We all have to consider all sides of why things happen in this sometimes extremely difficult world of mixing personalities.
Was your observation meant to be vicious in any way. To me absolutely not, but…. was it necessary to point that out as a possibility when someone is suffering?
Maybe your right
I choose to comfort now and explore more in depth “reasons why?” later
The other day you started out with “ have you not read “. No ambiguity there. Too strong bud
Maybe chill a bit. Work on thyself
That’s what I’m going to do the rest of this gorgeous Texas day
No need to apologise, as far as I'm concerned U did the right thing by asking me to clarify things, rather than just have an opinion about me & it be a wrong opinion.
I didn’t write much in my first post up above.

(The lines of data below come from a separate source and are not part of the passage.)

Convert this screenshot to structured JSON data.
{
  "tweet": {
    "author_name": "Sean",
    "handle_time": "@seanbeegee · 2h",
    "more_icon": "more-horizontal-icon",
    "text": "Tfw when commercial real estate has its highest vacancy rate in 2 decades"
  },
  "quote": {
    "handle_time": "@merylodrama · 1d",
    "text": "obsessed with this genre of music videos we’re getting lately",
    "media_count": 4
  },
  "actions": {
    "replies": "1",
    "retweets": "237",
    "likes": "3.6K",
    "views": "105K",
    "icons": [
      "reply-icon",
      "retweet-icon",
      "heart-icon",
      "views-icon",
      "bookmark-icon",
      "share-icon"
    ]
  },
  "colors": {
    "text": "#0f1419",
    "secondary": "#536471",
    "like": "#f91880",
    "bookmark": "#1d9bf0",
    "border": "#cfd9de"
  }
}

I’m going through something very similar and have the exact same feelings, even though I don’t feel like screaming or vomiting or really wanting to yell at anyone, I understand what it is you’re feeling right now, not because I’ve been there but because I’m there right now. what am I supposed to do with these thoughts how in the hell am I going to get through this. enough time has passed for me that I can’t believe I don’t feel like I’ve made any sort of progress. anxiety and depression and stress and grief. it’s supposed to get easier. I’m supposed to feel stronger. it isn’t. I don’t. Just keep going. whether it feels like it won’t ever get better or that it feels like it is getting worse. scream if you have to letting your emotions out will relieve the stress. at least long enough for you to breathe and blink a few times. there’s no way around feeling the way we do when we want the relationship to continue and the other one is making the decision to end it. it’s one of the worst feelings there is. it hurts. seriously it actually is painful. I totally understand what you’re going through and my heart really goes out to you. you are stronger than you realize. everyone is. It’s important to keep that in mind during these times. when you don’t feel it. sorry I don’t have any real solutions. I’m here so reach out if you feel the need to. what you’re enduring right now is very hard. try to not beat yourself up, be as kind as you can be to yourself. I wish I had the power to make it all stop.
He might not care about anything other than himself. it’s tough not to feel worthless too, it’s hard to get over those feelings especially when he just comes to you with the decision that he’s made all by himself. I’m sorry you’re going through this, do you have any friends or family that you can reach out to?
wow that’s great news. Have they been able to give you any advice on what’s going on? you were obviously in love and are heartbroken, you sound like you were all in and had put all of your eggs in his basket as the saying goes. were there any signs he was going to end the relationship?
They think he doesn’t really know what he wants right now. It’s just all very confusing because he said he still cares & still has love for me but might not be in love. And I’m trying yo tell myself that it’s fair to me & the fact that he doesn’t even want to try. He has been more distant lately & I’m actually the one to bring that up. Then he dumped all this on me.
Today has been very up and down. I still cannot believe this is happening to me. I'm still confused and cannot imagine a life without him. I wish I knew the reason for this but I need to learn to accept this which is very difficult. It just came out of the blue. And I do feel guilty for some reason when I do feel okay - like I didn't care that much. I know I shouldn't feel this way but I do for some reason.
I has been so hard to not picture him in my future. I feel like there is no light at the end of the tunnel. I am extremely exhausted and have no motivation right now to do anything. I want to text him and go back to him.